Auch US-Gerichte zuständig?
Die Zivilklage in den USA ist für die Selbsthilfe Eschede nicht nur eine Drohung, um die Bahn noch zum Einlenken zu bewegen. Präzedenzfälle hätten nach Angaben des Anwalts der Interessengemeinschaft gezeigt, dass sich US-Gerichte für zuständig erklären werden, da sowohl ThyssenKrupp als auch die Bahn in den USA vertreten und geschäftlich tätig sind. Nach Angaben eines zitierten US-Rechtsfachmannes liegt es im Ermessensspielraum des jeweiligen Richters, ob sich das Gericht einer solchen Zivilklage annimmt.

Nach Angaben des Bahnsprechers wird die Bahn die Forderung bis zu dem verlangten Zeitpunkt nicht erfüllen. So lange das juristische Verfahren um die Katastrophe noch laufe, könne sich die Bahn auch zu Einzelheiten nicht äußern.

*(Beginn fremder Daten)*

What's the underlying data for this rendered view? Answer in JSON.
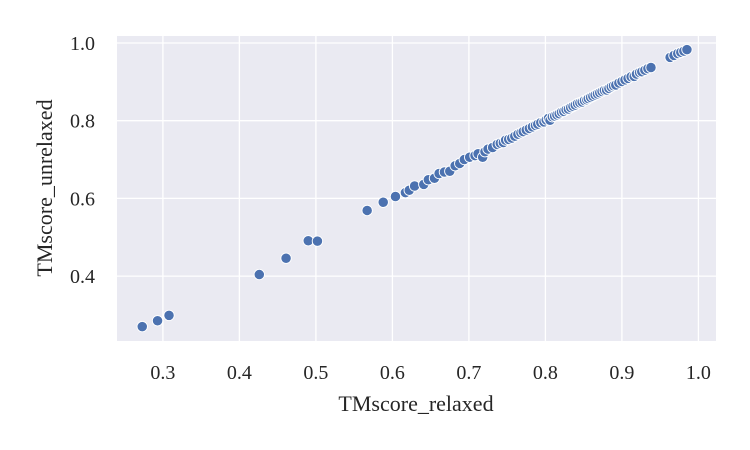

Grosse-Leege wies jedoch darauf hin, dass die Bahn unabhängig von der Schuldfrage bereits freiwillig 30.000 Mark als besondere Zuwendung für jedes Unglücksopfer an die Hinterbliebenen gezahlt habe. Sachschäden sind in Einzelfällen mit Beträgen von mehr als einer Million Mark beglichen worden.

Deutsche Bahn soll "erhebliche Mitschuld" tragen
Aus den Ermittlungsakten der Staatsanwaltschaft Lüneburg geht laut dem Nachrichtenmagazin "Spiegel" hervor, dass die Bahn "erhebliche Mitschuld" an der Katastrophe vom 3. Juni 1998 trage. Die Opfer hätten sich zu der Klage auch deshalb entschieden, weil sie nach Einsicht in die Ermittlungsakten sicher sind, dass die Bahn bis in den Vorstand hinein gewusst habe, dass der Radreifen, der für den Unfall verantwortlich war, ein Risiko darstellt. Aus kommerziellen Gründen habe sich die Bahn dennoch entschlossen, das neue gummigefederte Rad der Bauart 064 unter den ICE zu montieren.

Bei der ICE-Katastrophe von Eschede vor rd. zweieinhalb Jahren kamen 101 Menschen ums Leben. Als Ursache für das Zugunglück gilt der Bruch eines Radreifens.